Les races les plus adaptées à la randonnée
Toutes les races ne sont pas taillées pour les longues distances. Les meilleures randonneuses sont généralement :
- Très bonne endurance : Border Collie, Malinois, Sibérien Husky, Berger Australien, Vizsla, Braque de Weimar, Labrador
- Bonne endurance, format adapté : Golden Retriever, Dalmatien, Setter, Cocker Anglais, Jack Russell
- Moins adaptés : races brachycéphales (Bouledogue, Carlin), races très lourdes (Dogue de Bordeaux, Saint-Bernard sur longues distances), races naines (Chihuahua, Spitz nain)
Cela dit, chaque chien est individuel. Un chien bien entraîné de race « moyenne » surpassera un chien de race « sportive » sédentaire. La condition physique prime sur la race.
Questions fréquentes sur la randonnée avec son chien
A partir de quel âge peut-on randonner avec son chien ?
Pour une randonnée exigeante, attendez que la croissance soit terminée : 12 mois pour les petites et moyennes races, 18 mois pour les grandes races. Avant cet âge, les cartilages de croissance sont fragiles et les longues descentes ou les terrains durs peuvent provoquer des lésions irréversibles. Pour les chiots, des balades de 30 à 60 minutes en terrain plat sont largement suffisantes.
Mon chien doit-il être en laisse sur tous les sentiers ?
Pas systématiquement, mais la laisse est obligatoire dans les zones à faune sensible, les parcs nationaux (zone coeur), à proximité des troupeaux et là où c’est affiché. Sur les autres sentiers, votre chien peut être libre s’il rappelle parfaitement. Un rappel défaillant en montagne ou près d’une falaise peut être fatal. En cas de doute, tenez votre chien en laisse.

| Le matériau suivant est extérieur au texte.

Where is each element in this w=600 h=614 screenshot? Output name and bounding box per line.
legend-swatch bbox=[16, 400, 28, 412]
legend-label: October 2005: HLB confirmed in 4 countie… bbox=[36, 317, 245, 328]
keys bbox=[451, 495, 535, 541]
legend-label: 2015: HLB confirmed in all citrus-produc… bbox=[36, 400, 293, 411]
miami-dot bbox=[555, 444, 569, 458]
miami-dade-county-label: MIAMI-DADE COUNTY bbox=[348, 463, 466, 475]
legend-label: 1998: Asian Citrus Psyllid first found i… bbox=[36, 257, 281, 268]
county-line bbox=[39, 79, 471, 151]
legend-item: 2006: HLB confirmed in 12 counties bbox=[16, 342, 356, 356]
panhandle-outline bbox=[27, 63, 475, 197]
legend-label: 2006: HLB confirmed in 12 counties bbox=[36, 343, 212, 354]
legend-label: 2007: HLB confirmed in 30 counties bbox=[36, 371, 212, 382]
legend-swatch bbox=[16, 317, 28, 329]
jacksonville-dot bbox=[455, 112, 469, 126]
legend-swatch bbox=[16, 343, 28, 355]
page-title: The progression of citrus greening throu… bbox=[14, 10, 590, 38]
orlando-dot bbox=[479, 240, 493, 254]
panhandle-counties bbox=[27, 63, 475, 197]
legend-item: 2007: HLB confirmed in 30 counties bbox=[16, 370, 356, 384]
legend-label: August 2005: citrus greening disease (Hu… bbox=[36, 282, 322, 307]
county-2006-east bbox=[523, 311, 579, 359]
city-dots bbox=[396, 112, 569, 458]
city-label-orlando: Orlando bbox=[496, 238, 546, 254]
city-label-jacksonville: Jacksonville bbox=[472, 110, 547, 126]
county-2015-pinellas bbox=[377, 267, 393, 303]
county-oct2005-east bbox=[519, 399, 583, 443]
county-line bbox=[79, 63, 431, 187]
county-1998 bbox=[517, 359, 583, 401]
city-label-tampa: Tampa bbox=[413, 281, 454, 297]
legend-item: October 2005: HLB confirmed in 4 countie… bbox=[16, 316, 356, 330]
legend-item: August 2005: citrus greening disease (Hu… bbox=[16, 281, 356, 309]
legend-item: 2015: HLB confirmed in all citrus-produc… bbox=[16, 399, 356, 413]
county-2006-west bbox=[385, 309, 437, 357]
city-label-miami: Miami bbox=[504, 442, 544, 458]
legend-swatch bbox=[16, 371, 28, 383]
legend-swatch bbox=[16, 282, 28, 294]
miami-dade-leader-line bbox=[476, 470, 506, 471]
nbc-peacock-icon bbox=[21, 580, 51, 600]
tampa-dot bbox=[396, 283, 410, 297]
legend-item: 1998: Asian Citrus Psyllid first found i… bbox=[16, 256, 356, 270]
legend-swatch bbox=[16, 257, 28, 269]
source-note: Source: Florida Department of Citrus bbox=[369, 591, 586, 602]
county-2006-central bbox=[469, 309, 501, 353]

Combien de kilomètres un chien peut-il parcourir en une journée ?
Un chien adulte en bonne condition physique d’une race sportive peut parcourir 25 à 40 km par jour avec des pauses régulières. Pour un chien peu entraîné ou une race moins athlétique, 10 à 15 km représente une bonne journée. Le signal d’arrêt : le chien ralentit, traîne en arrière, ou refuse d’avancer. Ne le forcez jamais à continuer au-delà de ses capacités.
Que faire si mon chien se blesse sur un sentier loin de tout ?
Restez calme et évaluez la blessure. Pour une coupure sur un coussinet, nettoyez avec le sérum physiologique de votre trousse, bandagez avec la bande cohésive et rebroussez chemin. Pour une fracture ou une blessure grave, immobilisez le membre avec ce que vous avez à disposition, portez votre chien si sa taille le permet, et appelez le vétérinaire d’urgence le plus proche. Avoir le numéro d’une clinique proche du lieu de randonnée sauvegardé dans votre téléphone peut faire gagner un temps précieux.
Peut-on laisser son chien boire dans les ruisseaux ?
Avec modération et précaution. L’eau de ruisseau peut contenir des bactéries (leptospirose, notamment), des parasites (giardia) ou des algues toxiques (cyanobactéries en été). La vaccination contre la leptospirose est indispensable pour les chiens qui randonnent souvent. Évitez les eaux stagnantes et privilégiez les eaux courantes de montagne, moins contaminées. L’idéal reste d’emmener suffisamment d’eau pour votre chien.
Conclusion
La randonnée est l’une des activités les plus enrichissantes à partager avec son chien, à condition de la préparer sérieusement. Une progression physique adaptée, le bon équipement, le respect des règles locales et une vigilance constante face aux dangers naturels permettent de profiter pleinement de chaque sortie. Votre chien vous le rendra au centuple.